Freud gives an example of this process. A patient of his dreamed that she wanted to hold a supper party, but various things kept going wrong. There was not enough food; it was Sunday, so she couldn’t order more to be delivered; the phone was out of order … and so on. Analysis of the dream revealed a hidden jealously of the friend whom she had been going to invite to the supper party. She was afraid that her husband was attracted to her friend, but fortunately the friend was skinny, and as her husband preferred plump women she felt reasonably safe. However, she was damned if she wanted to fatten her up with a special supper party!
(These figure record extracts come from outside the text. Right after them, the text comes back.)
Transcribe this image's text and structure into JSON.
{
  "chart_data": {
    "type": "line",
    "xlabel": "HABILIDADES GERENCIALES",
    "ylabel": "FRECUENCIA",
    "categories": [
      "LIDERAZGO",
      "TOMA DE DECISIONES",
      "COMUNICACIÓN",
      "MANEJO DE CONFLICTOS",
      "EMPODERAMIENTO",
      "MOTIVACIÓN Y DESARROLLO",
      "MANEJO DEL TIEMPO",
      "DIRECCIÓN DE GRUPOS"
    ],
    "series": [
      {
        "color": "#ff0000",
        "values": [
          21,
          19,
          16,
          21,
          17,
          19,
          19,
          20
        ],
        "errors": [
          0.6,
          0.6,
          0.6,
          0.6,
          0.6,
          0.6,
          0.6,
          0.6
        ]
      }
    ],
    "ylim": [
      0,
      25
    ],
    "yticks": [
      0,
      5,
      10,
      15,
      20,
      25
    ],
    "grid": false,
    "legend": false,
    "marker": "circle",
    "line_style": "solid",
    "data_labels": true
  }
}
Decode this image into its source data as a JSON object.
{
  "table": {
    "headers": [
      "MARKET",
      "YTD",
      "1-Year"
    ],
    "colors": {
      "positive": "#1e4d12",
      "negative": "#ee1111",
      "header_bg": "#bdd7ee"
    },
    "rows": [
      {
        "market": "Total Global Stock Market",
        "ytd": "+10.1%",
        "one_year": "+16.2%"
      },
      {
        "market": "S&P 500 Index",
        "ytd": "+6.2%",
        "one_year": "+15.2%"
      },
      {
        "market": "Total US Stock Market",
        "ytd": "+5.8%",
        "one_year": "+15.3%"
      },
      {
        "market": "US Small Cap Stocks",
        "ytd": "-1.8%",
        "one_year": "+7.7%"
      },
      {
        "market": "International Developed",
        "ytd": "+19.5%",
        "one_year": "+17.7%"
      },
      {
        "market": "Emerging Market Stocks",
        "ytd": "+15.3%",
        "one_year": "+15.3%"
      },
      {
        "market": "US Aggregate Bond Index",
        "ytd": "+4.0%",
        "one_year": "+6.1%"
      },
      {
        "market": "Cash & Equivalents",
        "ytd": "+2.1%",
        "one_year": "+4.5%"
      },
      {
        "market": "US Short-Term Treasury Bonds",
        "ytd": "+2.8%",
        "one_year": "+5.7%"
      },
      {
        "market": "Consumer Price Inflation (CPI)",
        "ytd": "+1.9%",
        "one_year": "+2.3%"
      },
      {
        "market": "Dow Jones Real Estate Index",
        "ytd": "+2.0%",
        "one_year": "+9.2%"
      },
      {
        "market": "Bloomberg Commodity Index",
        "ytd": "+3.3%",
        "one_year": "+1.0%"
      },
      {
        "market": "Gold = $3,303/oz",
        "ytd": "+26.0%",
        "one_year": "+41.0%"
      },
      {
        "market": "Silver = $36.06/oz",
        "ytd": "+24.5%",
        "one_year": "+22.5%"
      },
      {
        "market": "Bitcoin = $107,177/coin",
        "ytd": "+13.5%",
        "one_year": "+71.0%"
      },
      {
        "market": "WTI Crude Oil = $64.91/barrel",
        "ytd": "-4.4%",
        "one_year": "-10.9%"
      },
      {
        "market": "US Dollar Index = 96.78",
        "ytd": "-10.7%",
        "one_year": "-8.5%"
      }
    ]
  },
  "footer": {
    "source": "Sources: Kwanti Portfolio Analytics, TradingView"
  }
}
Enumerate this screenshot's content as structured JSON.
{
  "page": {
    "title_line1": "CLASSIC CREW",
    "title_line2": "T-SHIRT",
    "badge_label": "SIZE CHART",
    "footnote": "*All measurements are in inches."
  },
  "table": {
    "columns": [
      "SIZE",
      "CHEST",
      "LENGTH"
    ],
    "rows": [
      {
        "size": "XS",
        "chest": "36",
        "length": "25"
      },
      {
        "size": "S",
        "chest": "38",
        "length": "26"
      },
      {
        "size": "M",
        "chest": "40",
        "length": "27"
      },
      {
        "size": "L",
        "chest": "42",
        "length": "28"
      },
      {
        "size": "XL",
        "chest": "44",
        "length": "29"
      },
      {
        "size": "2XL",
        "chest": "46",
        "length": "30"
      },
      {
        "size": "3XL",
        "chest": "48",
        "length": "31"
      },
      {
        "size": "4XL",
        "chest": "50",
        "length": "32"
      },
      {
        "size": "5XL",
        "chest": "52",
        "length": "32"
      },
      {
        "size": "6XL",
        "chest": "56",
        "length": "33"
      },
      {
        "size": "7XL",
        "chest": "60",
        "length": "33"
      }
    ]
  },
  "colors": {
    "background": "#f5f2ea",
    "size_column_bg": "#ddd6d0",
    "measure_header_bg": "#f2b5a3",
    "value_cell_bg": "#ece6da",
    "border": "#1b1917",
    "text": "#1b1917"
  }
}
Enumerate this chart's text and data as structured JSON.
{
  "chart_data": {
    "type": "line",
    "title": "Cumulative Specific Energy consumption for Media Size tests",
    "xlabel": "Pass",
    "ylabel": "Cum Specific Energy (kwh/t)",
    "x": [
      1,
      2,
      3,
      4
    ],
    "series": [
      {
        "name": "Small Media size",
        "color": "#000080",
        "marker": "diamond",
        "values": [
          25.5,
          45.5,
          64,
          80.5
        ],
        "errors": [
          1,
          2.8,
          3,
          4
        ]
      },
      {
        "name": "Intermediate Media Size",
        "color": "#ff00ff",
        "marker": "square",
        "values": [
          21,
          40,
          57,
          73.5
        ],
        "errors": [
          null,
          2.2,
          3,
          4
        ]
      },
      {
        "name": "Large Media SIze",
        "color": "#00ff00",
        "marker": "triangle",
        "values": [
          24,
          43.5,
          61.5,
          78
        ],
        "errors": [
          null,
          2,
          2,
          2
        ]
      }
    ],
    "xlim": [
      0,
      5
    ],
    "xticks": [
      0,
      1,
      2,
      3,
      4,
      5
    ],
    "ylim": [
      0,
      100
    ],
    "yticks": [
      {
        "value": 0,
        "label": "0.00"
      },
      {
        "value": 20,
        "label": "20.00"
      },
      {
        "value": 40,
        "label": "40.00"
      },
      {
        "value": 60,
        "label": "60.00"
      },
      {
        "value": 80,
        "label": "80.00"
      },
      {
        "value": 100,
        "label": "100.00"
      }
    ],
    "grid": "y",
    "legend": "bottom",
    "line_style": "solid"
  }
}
Freud said that the latent content of the dream could be revealed only through dream analysis and free association. The latent aspect of the dream is seen as being the important part because it contains the real meaning, which has been censored. The thought processes of the unconscious brain are irrational and incomplete. The goal is simply to evade the censor and allow the dream ideas to be expressed somehow. Freud suggested that there were various mechanisms at work, which allowed the dream wish to be expressed, but in a distorted form:
• Displacement Feelings about a situation are not expressed directly, but are associated in the dream with something different. The manifest content of the dream is very different from the latent content, but the feelings themselves remain very much the same.
• Condensation Two or more ideas are fused together in the dream. In this way, a dream image may have more than one root cause. Much deeper meanings may lie behind the dream image.
• Symbolization Dream images or ideas are often symbolic, so that they secretly represent other things. According to Freud, most dream symbolism is sexual in nature.
• Resistance Freud said that we tend to forget dreams because of dream censorship, which still tries to prevent the dream ideas from entering conscious thought.
METHODS OF DREAM INTERPRETATION
Freud maintained that every dream, even the most seemingly trivial, has a meaning. He realized that this was not a new idea – even the Greek philosopher Aristotle (384–322 BCE) saw dreams not as sent by the gods but as the mental activity of the sleeper. The prevailing mechanistic view of Freud’s time tended to view dreams as being the meaningless result of physical processes in the sleeping body. Freud disagreed, pointing out that dreams have been viewed throughout history as being full of hidden meaning. Freud described two ways in which dreams were usually interpreted:
1 The symbolic method For example, in Joseph’s dream in the Bible, seven fat cattle are followed by seven thin ones that eat them up. This was interpreted symbolically as showing the seven years of famine that would follow seven years of plenty. This method tends to fall down where dreams are very confused and unintelligible.
2 The decoding method Here, a fixed key (such as those found in many dream books today) was used to interpret the meaning of the dream. Freud said that this was not scientific because the original key could be wrong.
Freud discovered that while his patients were relaxing and free
associating ideas, they began to tell him about their dreams. He saw their dreams as further symptoms, and the method he used to unravel them was really the same free-association method he used for other problems. During the process of free association and dream analysis the patient had to be relaxed and feel safe. This meant that two things could happen:
1 The patient and analyst could both pay closer attention to what was going on in the patient’s thought processes.
2 They were able to remove the critical censor that normally sifts thought processes as they arise.
In effect, Freud’s new method was reversing the critical, repressive attitude that prevailed in Vienna at the time. He was encouraging people to look at themselves in an uncritical way. Freud helped people to analyse each bit of a dream separately, even though this was often a painstaking process.